Auto-Post Your Blog to Twitter and Facebook

Okay, so you’ve gone through those guides on setting up your new weblog, and followed all the advice on using social media to leverage your site into becoming über-successful overnight. The problem now is that those two elements are still detached. You’re posting all that relevant content on your website but nobody is around to click those links that direct to all that beautiful material.

This is not an article on improving your follower count or the “top 10 ways to drive traffic with SEO“, but it will definitely help in a different way. Today, I’ll show you how to automatically post your blog articles straight to your Twitter and Facebook accounts using your RSS feed as a stream.

For those of you writing #daily365 articles, or have signed up for Project52, this will be ideal. Let the computers do the work for you.

The service I use for this is called TwitterFeed, which you’ll need an account for. It’s all super easy and I’ll explain it after the jump. So anyway, here we go.


Logging In

If you like, you can sign up to their service with the usual form by clicking “sign up” at the top of the page. If you’re already signed in to Google, Blogger, WordPress.com, or OpenID though it’s as simple as clicking the picture you like the look of.

Find the “Sign In with OpenID” at the bottom of the homepage near the big “Login” button if you’re doing it this way. The box below will show up (with some other options for accounts) and run some fancy AJAX.

Setting Up

Once that’s done your dashboard will show up with a page like this.

Feed Name: If you’re only using one blog this won’t matter as it’s only to tell the difference between the feeds you’re using within your own account. Others won’t see this.

RSS Feed URL: For example, http://stevedecoded.com/feed. This will be different for your own setup.

If you use a WordPress.com blog, the URL will be

http://BLOGNAME.wordpress.com/feed

Or if you use Blogger

http://BLOGNAME.blogspot.com/feeds/posts/default?alt=rss

Make sure to use the feed testing button before you continue.

Active: Keep this ticked for now, but it’s a switch that allows you to stop the service reading it later on.

Update Frequency: Even if you don’t post 5 times every 30 minutes, it’s probably best you set it to this, at least the half-hour part. It means that your posts will be sent to your social networks within half an hour of them being posted, keeping your friends and followers up to date.

Post Content: I chose to just post the title, but it’s up to you. Description adds in an excerpt from the beginning of your article.

Post Link: Something you definitely want to set up. Any service will do, but with bit.ly you can generate analytics on the click-throughs and track its retweets. Great tool. You can use your username and API key here from your bit.ly account.

Post Sorting: “pubDate” puts your latest posts first and “guid” sorts them alphabetically. You want to use pubDate for this.

Post Suffix and Prefix: Statements to add to the start and end of your tweets and shares. Makes it easier for your readers to tell the difference between your blog posts and other links.

Keyword Filter: Haven’t needed to exclude any posts from being sent so never used this. From what I understand you put pre-defined keywords into your posts to allow them to be sent by TwitterFeed. Handy if you have multiple types of content being fed into one RSS feed.

When you’re done you can click the “Continue to Step 2” button.

Sync Up

On the next page you can choose the accounts that you want to allow access to.

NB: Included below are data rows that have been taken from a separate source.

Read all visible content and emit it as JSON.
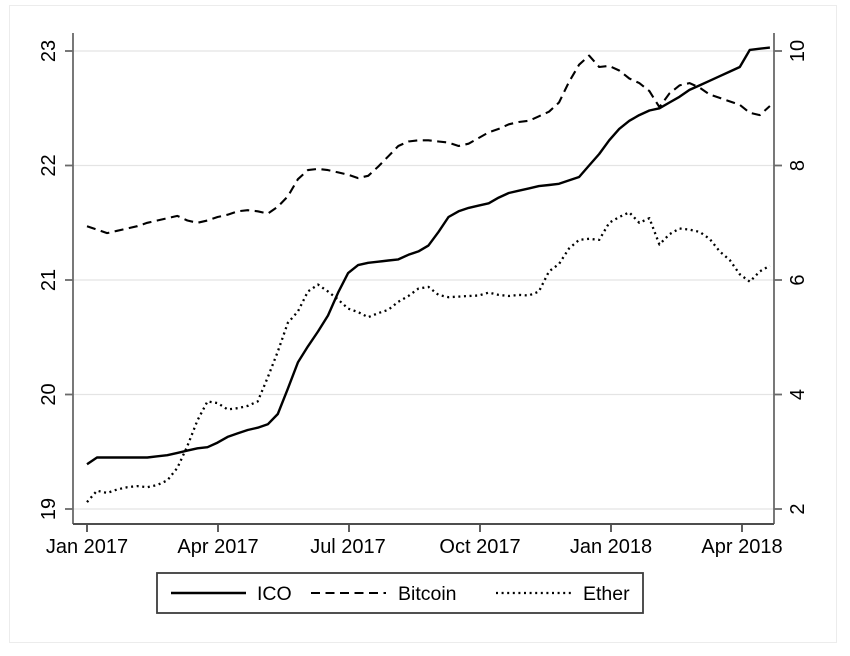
{
  "figure": {
    "background": "#ffffff",
    "frame_color": "#ececec"
  },
  "colors": {
    "axis": "#6a6a6a",
    "x_axis": "#4d4d4d",
    "grid": "#e4e4e4",
    "line": "#000000",
    "text": "#000000",
    "legend_border": "#3c3c3c"
  },
  "chart_data": {
    "type": "line",
    "title": "",
    "xlabel": "",
    "ylabel_left": "",
    "ylabel_right": "",
    "grid": "horizontal",
    "legend_position": "bottom-center",
    "x_axis": {
      "unit": "date",
      "range_years": [
        2017.0,
        2018.31
      ],
      "ticks": [
        {
          "label": "Jan 2017",
          "year": 2017.0
        },
        {
          "label": "Apr 2017",
          "year": 2017.25
        },
        {
          "label": "Jul 2017",
          "year": 2017.5
        },
        {
          "label": "Oct 2017",
          "year": 2017.75
        },
        {
          "label": "Jan 2018",
          "year": 2018.0
        },
        {
          "label": "Apr 2018",
          "year": 2018.25
        }
      ]
    },
    "y_axis_left": {
      "range": [
        18.87,
        23.16
      ],
      "ticks": [
        {
          "label": "19",
          "value": 19
        },
        {
          "label": "20",
          "value": 20
        },
        {
          "label": "21",
          "value": 21
        },
        {
          "label": "22",
          "value": 22
        },
        {
          "label": "23",
          "value": 23
        }
      ]
    },
    "y_axis_right": {
      "range": [
        1.74,
        10.32
      ],
      "ticks": [
        {
          "label": "2",
          "value": 2
        },
        {
          "label": "4",
          "value": 4
        },
        {
          "label": "6",
          "value": 6
        },
        {
          "label": "8",
          "value": 8
        },
        {
          "label": "10",
          "value": 10
        }
      ]
    },
    "series": [
      {
        "name": "ICO",
        "axis": "left",
        "line_style": "solid",
        "color": "#000000",
        "start_year": 2017.0,
        "step_days": 7,
        "values": [
          19.39,
          19.45,
          19.45,
          19.45,
          19.45,
          19.45,
          19.45,
          19.46,
          19.47,
          19.49,
          19.51,
          19.53,
          19.54,
          19.58,
          19.63,
          19.66,
          19.69,
          19.71,
          19.74,
          19.83,
          20.05,
          20.28,
          20.42,
          20.55,
          20.69,
          20.89,
          21.06,
          21.13,
          21.15,
          21.16,
          21.17,
          21.18,
          21.22,
          21.25,
          21.3,
          21.42,
          21.55,
          21.6,
          21.63,
          21.65,
          21.67,
          21.72,
          21.76,
          21.78,
          21.8,
          21.82,
          21.83,
          21.84,
          21.87,
          21.9,
          22.0,
          22.1,
          22.22,
          22.32,
          22.39,
          22.44,
          22.48,
          22.5,
          22.55,
          22.6,
          22.66,
          22.7,
          22.74,
          22.78,
          22.82,
          22.86,
          23.01,
          23.02,
          23.03
        ]
      },
      {
        "name": "Bitcoin",
        "axis": "left",
        "line_style": "dashed",
        "color": "#000000",
        "start_year": 2017.0,
        "step_days": 7,
        "values": [
          21.47,
          21.44,
          21.41,
          21.43,
          21.45,
          21.47,
          21.5,
          21.52,
          21.54,
          21.56,
          21.52,
          21.5,
          21.52,
          21.55,
          21.57,
          21.6,
          21.61,
          21.6,
          21.58,
          21.64,
          21.73,
          21.88,
          21.96,
          21.97,
          21.96,
          21.94,
          21.92,
          21.89,
          21.91,
          21.99,
          22.08,
          22.17,
          22.21,
          22.22,
          22.22,
          22.21,
          22.2,
          22.17,
          22.19,
          22.24,
          22.29,
          22.32,
          22.36,
          22.38,
          22.39,
          22.43,
          22.47,
          22.55,
          22.73,
          22.88,
          22.96,
          22.86,
          22.87,
          22.83,
          22.76,
          22.72,
          22.65,
          22.51,
          22.63,
          22.7,
          22.72,
          22.68,
          22.62,
          22.59,
          22.56,
          22.53,
          22.46,
          22.44,
          22.52
        ]
      },
      {
        "name": "Ether",
        "axis": "right",
        "line_style": "dotted",
        "color": "#000000",
        "start_year": 2017.0,
        "step_days": 7,
        "values": [
          2.12,
          2.32,
          2.28,
          2.34,
          2.38,
          2.4,
          2.38,
          2.42,
          2.5,
          2.72,
          3.1,
          3.55,
          3.88,
          3.85,
          3.74,
          3.76,
          3.8,
          3.88,
          4.3,
          4.75,
          5.25,
          5.45,
          5.8,
          5.92,
          5.8,
          5.66,
          5.5,
          5.44,
          5.35,
          5.42,
          5.48,
          5.62,
          5.72,
          5.85,
          5.88,
          5.74,
          5.7,
          5.71,
          5.72,
          5.73,
          5.78,
          5.74,
          5.72,
          5.74,
          5.73,
          5.8,
          6.15,
          6.28,
          6.55,
          6.7,
          6.72,
          6.7,
          7.0,
          7.1,
          7.18,
          7.0,
          7.08,
          6.62,
          6.8,
          6.9,
          6.88,
          6.84,
          6.72,
          6.5,
          6.35,
          6.1,
          5.97,
          6.15,
          6.25
        ]
      }
    ],
    "legend": {
      "items": [
        {
          "label": "ICO",
          "style": "solid"
        },
        {
          "label": "Bitcoin",
          "style": "dashed"
        },
        {
          "label": "Ether",
          "style": "dotted"
        }
      ]
    }
  }
}
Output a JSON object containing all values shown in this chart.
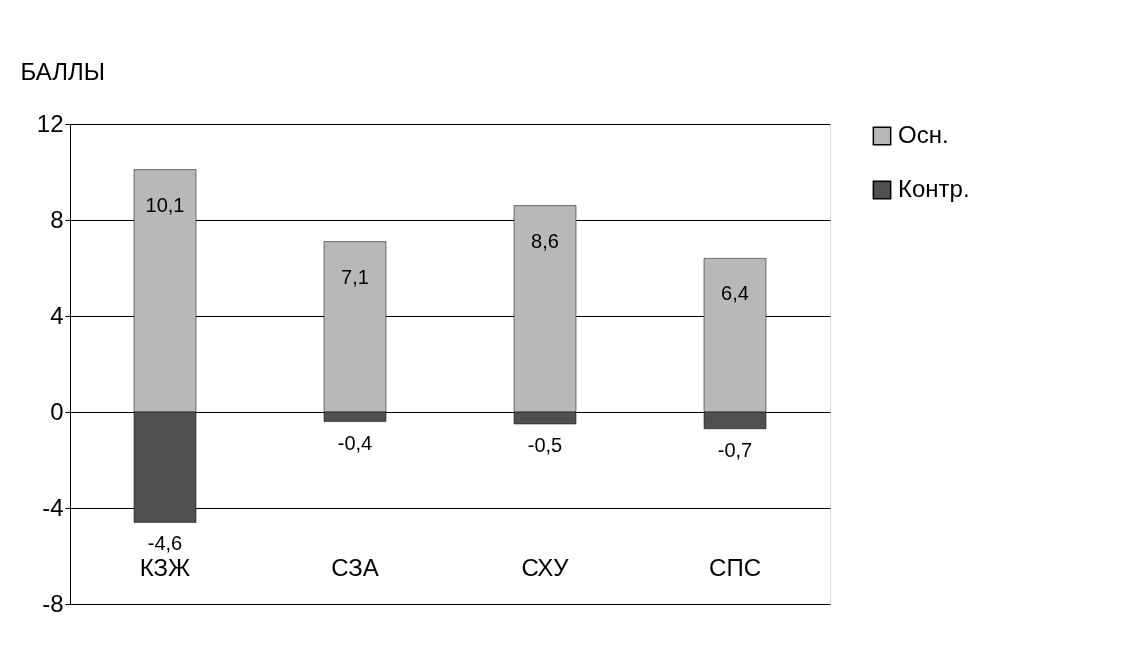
{
  "chart_data": {
    "type": "bar",
    "stacked": true,
    "ylabel": "БАЛЛЫ",
    "categories": [
      "КЗЖ",
      "СЗА",
      "СХУ",
      "СПС"
    ],
    "series": [
      {
        "name": "Осн.",
        "color": "#b8b8b8",
        "values": [
          10.1,
          7.1,
          8.6,
          6.4
        ],
        "value_labels": [
          "10,1",
          "7,1",
          "8,6",
          "6,4"
        ]
      },
      {
        "name": "Контр.",
        "color": "#505050",
        "values": [
          -4.6,
          -0.4,
          -0.5,
          -0.7
        ],
        "value_labels": [
          "-4,6",
          "-0,4",
          "-0,5",
          "-0,7"
        ]
      }
    ],
    "ylim": [
      -8,
      12
    ],
    "yticks": [
      -8,
      -4,
      0,
      4,
      8,
      12
    ],
    "grid": "y",
    "legend": "right"
  }
}
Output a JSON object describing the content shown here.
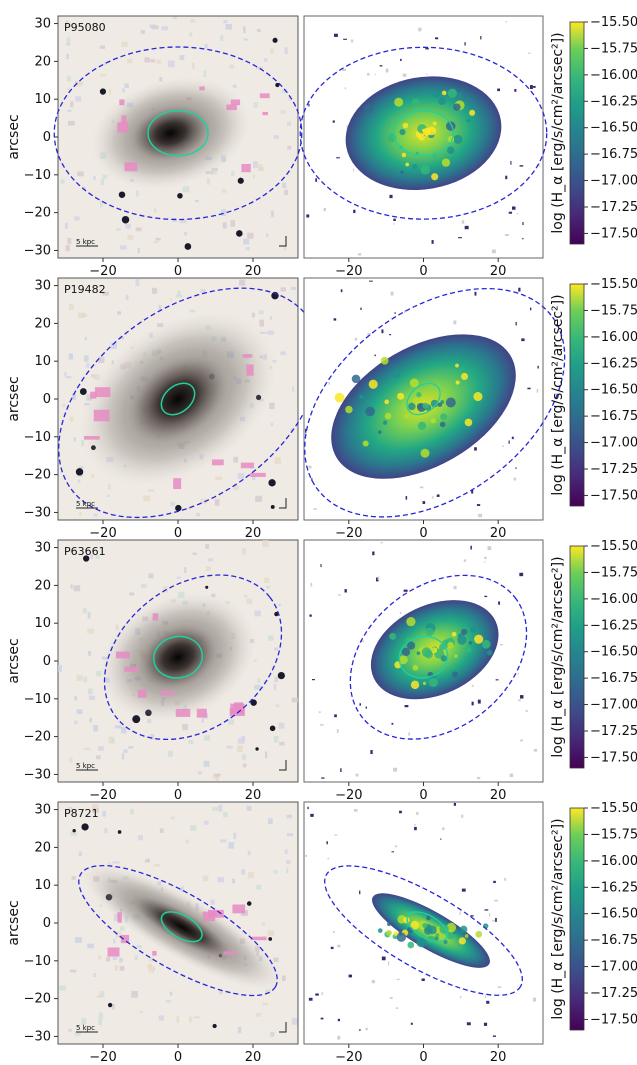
{
  "figure": {
    "rows": [
      {
        "id": "P95080",
        "scalebar_label": "5 kpc",
        "outer_ellipse": {
          "cx": 0,
          "cy": 1,
          "rx": 33,
          "ry": 23,
          "angle": 0
        },
        "inner_ellipse": {
          "cx": 0,
          "cy": 1,
          "rx": 8,
          "ry": 6,
          "angle": 0
        },
        "galaxy_core": {
          "cx": -2,
          "cy": 1,
          "rx": 12,
          "ry": 8,
          "angle": -15
        },
        "halpha_extent": {
          "cx": 0,
          "cy": 1,
          "rx": 21,
          "ry": 15,
          "angle": -10
        }
      },
      {
        "id": "P19482",
        "scalebar_label": "5 kpc",
        "outer_ellipse": {
          "cx": 3,
          "cy": -1,
          "rx": 39,
          "ry": 25,
          "angle": -36
        },
        "inner_ellipse": {
          "cx": 0,
          "cy": 0,
          "rx": 5,
          "ry": 3.5,
          "angle": -40
        },
        "galaxy_core": {
          "cx": 0,
          "cy": 0,
          "rx": 16,
          "ry": 11,
          "angle": -35
        },
        "halpha_extent": {
          "cx": 0,
          "cy": -2,
          "rx": 27,
          "ry": 16,
          "angle": -30
        }
      },
      {
        "id": "P63661",
        "scalebar_label": "5 kpc",
        "outer_ellipse": {
          "cx": 4,
          "cy": 1,
          "rx": 26,
          "ry": 19,
          "angle": -38
        },
        "inner_ellipse": {
          "cx": 0,
          "cy": 1,
          "rx": 6.5,
          "ry": 5.5,
          "angle": -10
        },
        "galaxy_core": {
          "cx": 0,
          "cy": 1,
          "rx": 12,
          "ry": 9,
          "angle": -25
        },
        "halpha_extent": {
          "cx": 3,
          "cy": 3,
          "rx": 18,
          "ry": 12,
          "angle": -25
        }
      },
      {
        "id": "P8721",
        "scalebar_label": "5 kpc",
        "outer_ellipse": {
          "cx": 0,
          "cy": -2,
          "rx": 30,
          "ry": 10,
          "angle": 30
        },
        "inner_ellipse": {
          "cx": 1,
          "cy": -1,
          "rx": 6,
          "ry": 3,
          "angle": 30
        },
        "galaxy_core": {
          "cx": 1,
          "cy": -1,
          "rx": 17,
          "ry": 4.5,
          "angle": 30
        },
        "halpha_extent": {
          "cx": 2,
          "cy": -2,
          "rx": 18,
          "ry": 5,
          "angle": 30
        }
      }
    ],
    "x_ticks": [
      "−20",
      "0",
      "20"
    ],
    "y_ticks": [
      "30",
      "20",
      "10",
      "0",
      "−10",
      "−20",
      "−30"
    ],
    "ylabel": "arcsec",
    "xlabel": "arcsec",
    "colorbar": {
      "ticks": [
        "−15.50",
        "−15.75",
        "−16.00",
        "−16.25",
        "−16.50",
        "−16.75",
        "−17.00",
        "−17.25",
        "−17.50"
      ],
      "label": "log (H_α [erg/s/cm²/arcsec²])"
    }
  },
  "chart_data": {
    "type": "heatmap",
    "panels": [
      "RGB image with ellipses",
      "Hα surface brightness map"
    ],
    "galaxies": [
      "P95080",
      "P19482",
      "P63661",
      "P8721"
    ],
    "axis_range_arcsec": [
      -32,
      32
    ],
    "colorbar_range": [
      -17.6,
      -15.5
    ],
    "colormap": "viridis",
    "outer_ellipse_color": "#2626d9",
    "inner_ellipse_color": "#20d0a0",
    "tail_mask_color": "#e68bc3"
  }
}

In this example I’ll use Twitter, but others are just as simple.

Using their OAuth service, connecting to Twitter is as simple as clicking the blue button above, which prompts this screen.

If a login screen comes up, you can enter your details from there. Otherwise, clicking on the green “Allow” button will synchronise both accounts for you, taking you back to the previous menu.

If you’re using Twitter for driving a Google Analytics campaign, you can type some info in the UTM tags to track it. Otherwise you can skip it and click “Create Service”.

Done

So there you go, everything’s set. Now you can sit back and watch those viewers flock to your site, now with no effort on your part!*

*Well you’ve still to write that content, mind


6 thoughts on “Auto-Post Your Blog to Twitter and Facebook

    1. At the beginning of Step 2 (the Sync Up stage) you are given a list of “Available Services”. From here, select Facebook from the bottom of the list and use the Connect button to authenticate your account.

  1. Hi there! Thanks for the tips. I’ve successfully set up my blog to publish to both FB and Twitter via Twitterfeed. The only thing is I’ve also set Twitter up to publish to FB, so when I do a new blog post, it ends up posting to FB twice – once directly and once via Twitter. Any suggestions?

  2. Will this pull the main picture from my post when it publishes?

    Also, when I’m in step 2 for services, I tried to just select the authenticated account for Twitter and then again for Facebook but it gives me an error. I had to select Authentice new account but they are existing accounts. Any ideas why?

    Guess I’ll see how this works in about 30 minutes when it pulls my feed…but thanks for the info – anything helps!